In Chicago, the same tensions have surfaced repeatedly. After an illegal immigrant was charged in the murder of Sheridan Gorman, Mayor Brandon Johnson refused to apologize for his city's sanctuary policies. The political class that builds these frameworks rarely faces the consequences that families like the Ratliffs endure.
The immigration dimension
Espinosa had been deported before the 2010 crash. He was in the country illegally when he got behind the wheel drunk, ran a traffic light, and ended Megan Ratliff's life. He was driving without a license, a detail that, under the plea deal, no longer carries any legal consequence.
Every layer of the system failed before the crash. Border enforcement failed to keep a deported individual out. State licensing requirements failed to keep an unlicensed driver off the road. And after the crash, the system failed again, Espinosa disappeared for 15 years before the FBI finally tracked him down in Oklahoma.
The Trump administration's Department of Justice has moved aggressively against states that obstruct federal immigration enforcement. The DOJ recently sued New Jersey over the governor's order shielding illegal immigrants from ICE on state property. Whether stronger federal-state cooperation might have prevented Espinosa's 15-year disappearance is an open question, but it is not an idle one.
Across the country, activists and families have pressed for accountability. In one case, a Chicago activist pleaded with President Trump to intervene after a Loyola student was allegedly killed by an illegal immigrant. The pattern is consistent: the harm falls on ordinary Americans, and the political response arrives late, if it arrives at all.

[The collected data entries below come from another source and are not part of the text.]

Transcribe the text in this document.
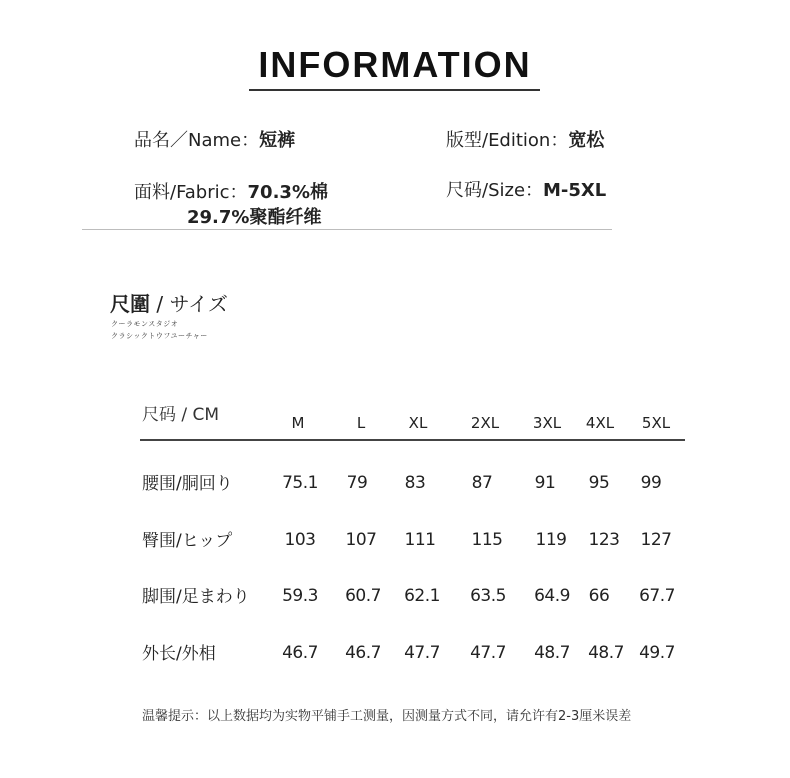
INFORMATION
品名／Name：短裤	版型/Edition：宽松
面料/Fabric：70.3%棉
29.7%聚酯纤维
尺码/Size：M-5XL
尺圍 / サイズ
クーラモンスタジオ
クラシックトウフユーチャー
尺码 / CM	M	L	XL	2XL	3XL	4XL	5XL
腰围/胴回り	75.1	79	83	87	91	95	99
臀围/ヒップ	103	107	111	115	119	123	127
脚围/足まわり	59.3	60.7	62.1	63.5	64.9	66	67.7
外长/外相	46.7	46.7	47.7	47.7	48.7	48.7 49.7
温馨提示：以上数据均为实物平铺手工测量，因测量方式不同，请允许有2-3厘米误差
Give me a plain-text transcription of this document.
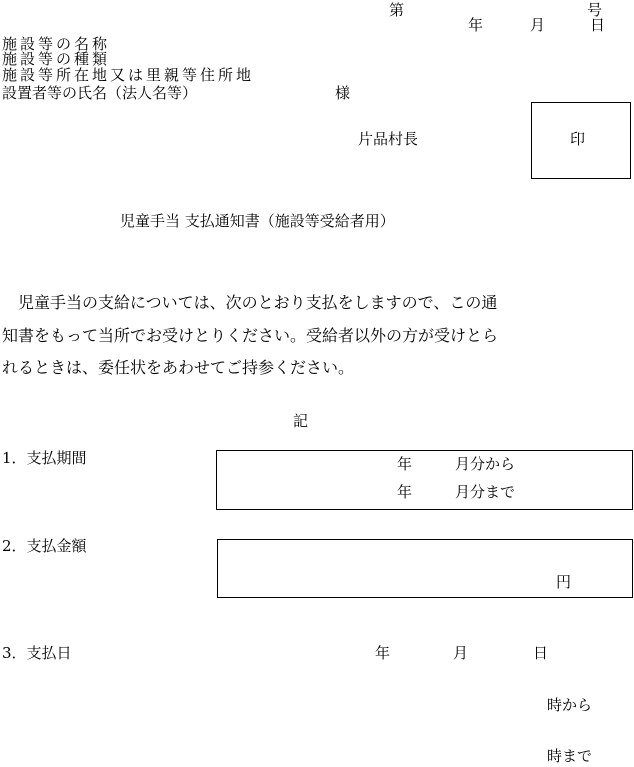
第	号
年	月	日
施設等の名称
施設等の種類
施設等所在地又は里親等住所地
設置者等の氏名（法人名等）	様
片品村長	印
児童手当 支払通知書（施設等受給者用）
　児童手当の支給については、次のとおり支払をしますので、この通
知書をもって当所でお受けとりください。受給者以外の方が受けとら
れるときは、委任状をあわせてご持参ください。
記
1．支払期間	年	月分から
年	月分まで
2．支払金額
円
3．支払日	年	月	日
時から
時まで
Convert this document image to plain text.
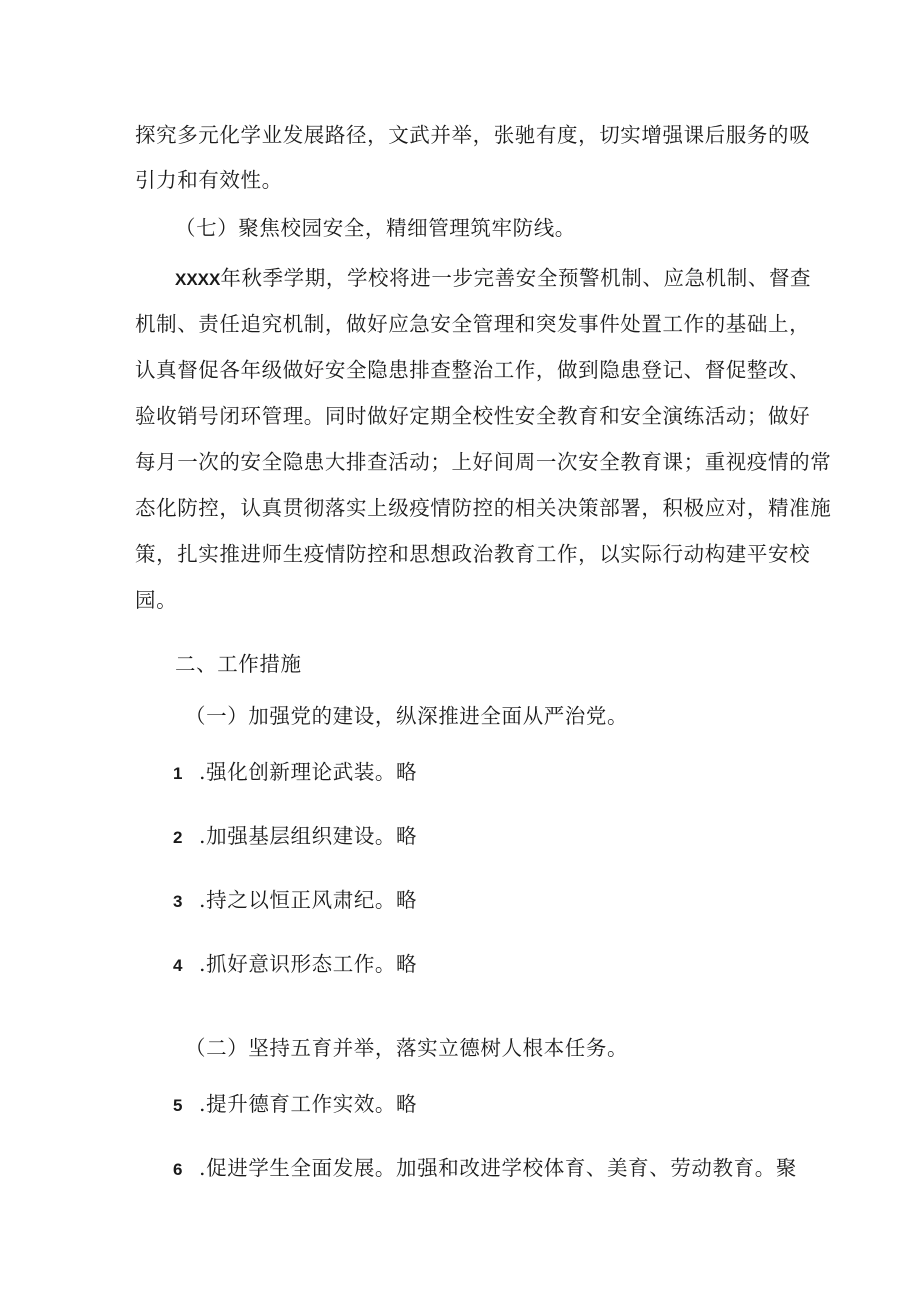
探究多元化学业发展路径，文武并举，张驰有度，切实增强课后服务的吸
引力和有效性。
（七）聚焦校园安全，精细管理筑牢防线。
XXXX年秋季学期，学校将进一步完善安全预警机制、应急机制、督查
机制、责任追究机制，做好应急安全管理和突发事件处置工作的基础上，
认真督促各年级做好安全隐患排查整治工作，做到隐患登记、督促整改、
验收销号闭环管理。同时做好定期全校性安全教育和安全演练活动；做好
每月一次的安全隐患大排查活动；上好间周一次安全教育课；重视疫情的常
态化防控，认真贯彻落实上级疫情防控的相关决策部署，积极应对，精准施
策，扎实推进师生疫情防控和思想政治教育工作，以实际行动构建平安校
园。
二、工作措施
（一）加强党的建设，纵深推进全面从严治党。
1 .强化创新理论武装。略
2 .加强基层组织建设。略
3 .持之以恒正风肃纪。略
4 .抓好意识形态工作。略
（二）坚持五育并举，落实立德树人根本任务。
5 .提升德育工作实效。略
6 .促进学生全面发展。加强和改进学校体育、美育、劳动教育。聚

What justice looks like, and what it doesn't
Megan Ratliff was 16 years old. She was a passenger in a vehicle, doing nothing wrong, on a November night in Indianapolis. A previously deported illegal immigrant drove drunk through a red light and ended her life. He ran. He hid for 15 years. The FBI caught him. And an Indiana court gave him two years.
The state's case was complicated by the passage of time, that much is obvious. Witnesses fade. Evidence degrades. Plea deals become more attractive to prosecutors who worry about what a jury trial might yield after a decade and a half. But none of that changes what the Ratliff family experienced: the loss of a child, followed by 15 years of waiting, followed by a sentence that will expire before most people finish paying off a car loan.
The open questions are numerous. What was Espinosa's blood alcohol level that night? What were the specific conditions of the plea beyond the dropped charges? What happens to Espinosa after he serves his two years, does he face deportation again? The public record, as it stands, does not answer these questions.
What the record does show is a system that moved too slowly, negotiated too generously, and delivered too little for a family that lost everything that mattered on a road in Indianapolis 15 years ago.
When the price for taking a child's life and fleeing for 15 years is 24 months in prison, the system isn't delivering justice. It's processing paperwork.